The questionnaire will ask law schools how the revised standard, if implemented, might change their ability to be in compliance with the rule, according to a statement (PDF) from the section. Under ABA rules, the house can send the proposed rule back to the council twice for review with or without recommendations, but the council has the final decision on Standard 316 and other matters related to law school accreditation.

Survey results will be made public, according to the statement, and the proposed revision could return to the House of Delegates at the 2018 ABA Midyear Meeting.

At the council meeting, which took place June 2 and 3 in Portland, Oregon, the group also approved new questionnaires for bar passage rates and employment. Existing data for employment outcomes is “excessively complex and confusing,” council member Paul Mahoney wrote in a memo (doc) to the group, and could be simplified without losing value.

Much of the memo focused on reporting for law school-funded positions, and inaccurate media accounts of the data released in May 2017. The category change started with the class of 2015 data, following concerns that law schools deceived prospective students by hiring graduates to perform non-law jobs and counting them as employed for the employment outcomes survey.

Mahoney, a professor at the University of Virginia School of Law, suggests placing school-funded positions in “above the line” totals, with “below the line” totals including fellowships with annual salaries above $40,000. Other school-funded positions would go in their own category, “employed by school,” he wrote.

“Under our prior definitions, and consistent with the commonsense meaning of the terms, the jobs held by these fellowship recipients would be categorized as long-term, full-time, bar passage required. A prospective law student, journalist or other casual user of our data would expect to see them included in the left-hand cell in the first row of the Employment Summary Report, which purports to count graduates employed in long-term, full-time, bar-passage-required jobs,” Mahoney wrote in the memo.

“The council, however, decided to exclude such graduates from this total. We departed from the plain language and logic of the summary because of a concern that our prior practice was misleading to current and prospective law students,” he wrote. “We further decided, again in the face of our own definitions and normal English usage, to categorize school-funded employment as long-term or short-term based not on the duration of the job, but on its salary.”

New versions of the employment outcomes and bar passage questionnaires will be posted on the Legal Education Section’s website after staff completes necessary technical work, according to the statement.

Also, the council discussed an “idea” to combine the section’s Accreditation Committee and its Standards Review Committee with the council. The group agreed that there are good reasons to continue studying the proposal, and develop something more formal. It will revisit the idea at an August or November meeting, according to the ABA statement.

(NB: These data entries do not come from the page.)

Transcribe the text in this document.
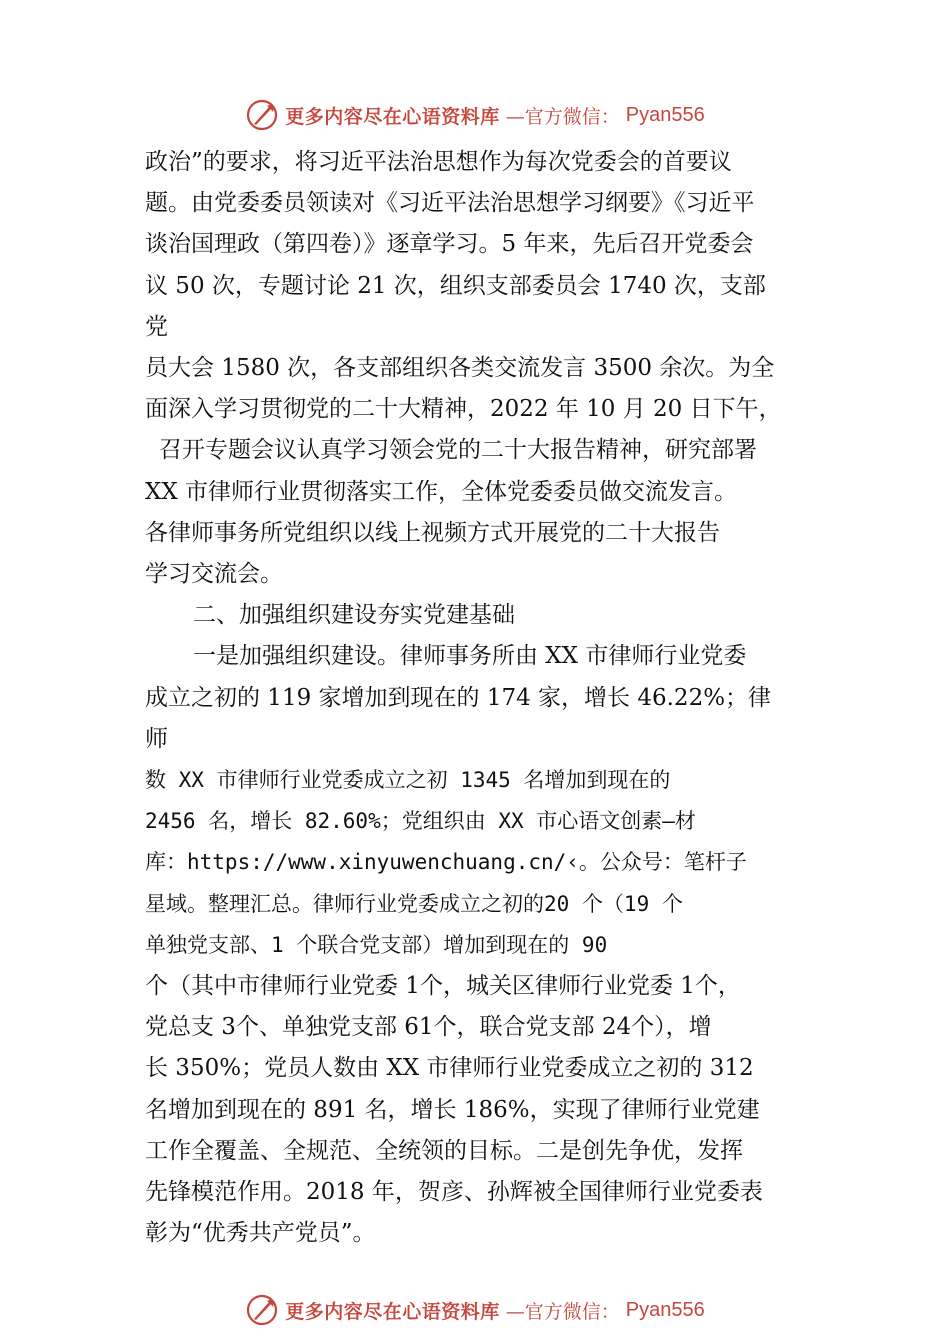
更多内容尽在心语资料库 —官方微信： Pyan556

政治”的要求，将习近平法治思想作为每次党委会的首要议

题。由党委委员领读对《习近平法治思想学习纲要》《习近平

谈治国理政（第四卷）》逐章学习。5 年来，先后召开党委会

议 50 次，专题讨论 21 次，组织支部委员会 1740 次，支部

党

员大会 1580 次，各支部组织各类交流发言 3500 余次。为全

面深入学习贯彻党的二十大精神，2022 年 10 月 20 日下午，

召开专题会议认真学习领会党的二十大报告精神，研究部署

XX 市律师行业贯彻落实工作，全体党委委员做交流发言。

各律师事务所党组织以线上视频方式开展党的二十大报告

学习交流会。

二、加强组织建设夯实党建基础

一是加强组织建设。律师事务所由 XX 市律师行业党委

成立之初的 119 家增加到现在的 174 家，增长 46.22%；律

师

数 XX 市律师行业党委成立之初 1345 名增加到现在的

2456 名，增长 82.60%；党组织由 XX 市心语文创素—材

库：https://www.xinyuwenchuang.cn/‹。公众号：笔杆子

星域。整理汇总。律师行业党委成立之初的20 个（19 个

单独党支部、1 个联合党支部）增加到现在的 90

个（其中市律师行业党委 1个，城关区律师行业党委 1个，

党总支 3个、单独党支部 61个，联合党支部 24个），增

长 350%；党员人数由 XX 市律师行业党委成立之初的 312

名增加到现在的 891 名，增长 186%，实现了律师行业党建

工作全覆盖、全规范、全统领的目标。二是创先争优，发挥

先锋模范作用。2018 年，贺彦、孙辉被全国律师行业党委表

彰为“优秀共产党员”。

更多内容尽在心语资料库 —官方微信： Pyan556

The section’s current structure moves too slowly for problem schools, and is not nimble enough to support innovation, Barry Currier, the ABA’s managing director of accreditation and legal education, wrote in a report (PDF) about the proposal. He also claimed that the section faces revenue challenges, including a reduction in support from the ABA. The section currently has between 15 to 16 meetings annually, and the proposal could cut that down to four.